Хэнк Джонс имел все основания быть в восторге от дома на Ист-Серкл. Он явился сюда после того, как капитан вернулся домой, и был приветствован впавшим в экстаз, но сравнительно бесшумным Фрэнки, который в качестве награды получил вкусное лакомство. Затем, в полной гармонии с собакой, Хэнк устроился на целую ночь за переносным мольбертом, разложив карточный стол и поставив на него многоярусную коробку с красками и кистями. Как только Хэнк стал больше интересоваться тем, что безмолвно проявлялось на его мольберте, чем тем, что пыхтело у его ног, Фрэнки издал тяжелый собачий вздох и отправился в свою корзинку, стоявшую на площадке перед спальнями наверху. Дом был пуст – один лишь спящий Кармайн составлял компанию художнику.
Из-за усиленного режима работы полиции Уолтер решил оставить мотоцикл под восточной опорой эстакады I-95; западная опора находилась в конце длинного пролета моста, образовывавшего дугу над фабриками и Холломанским аэропортом. Вследствие чего Северная гавань Холломана и река Пеквот лежали гораздо ближе к восточной опоре, возведенной прямо на побережье.

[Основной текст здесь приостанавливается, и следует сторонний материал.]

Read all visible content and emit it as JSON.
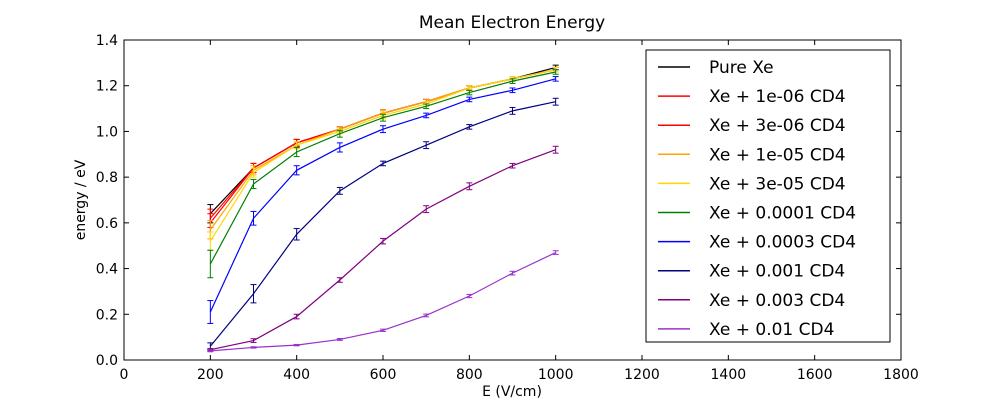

Нашлась, однако, тропинка, протоптанная несколькими футами выше отметки прилива. Перекинув сестру Марию-Терезу вокруг шеи, сжимая в левой руке проволоку, которой были связаны ее запястья, и рукоять охотничьего ножа, а в правой – проволоку, обвязывавшую ее лодыжки, и рукоять пистолета, Уолтер вышел из абсолютной темноты под опорой и сразу увидел дом, куда держал путь. Ага! Легче легкого! Он пройдет позади убогих лодочных сараев, где наверняка хранятся жалкие лодки с подвесными моторами или байдарки – никаких роскошных яхт миллионеров!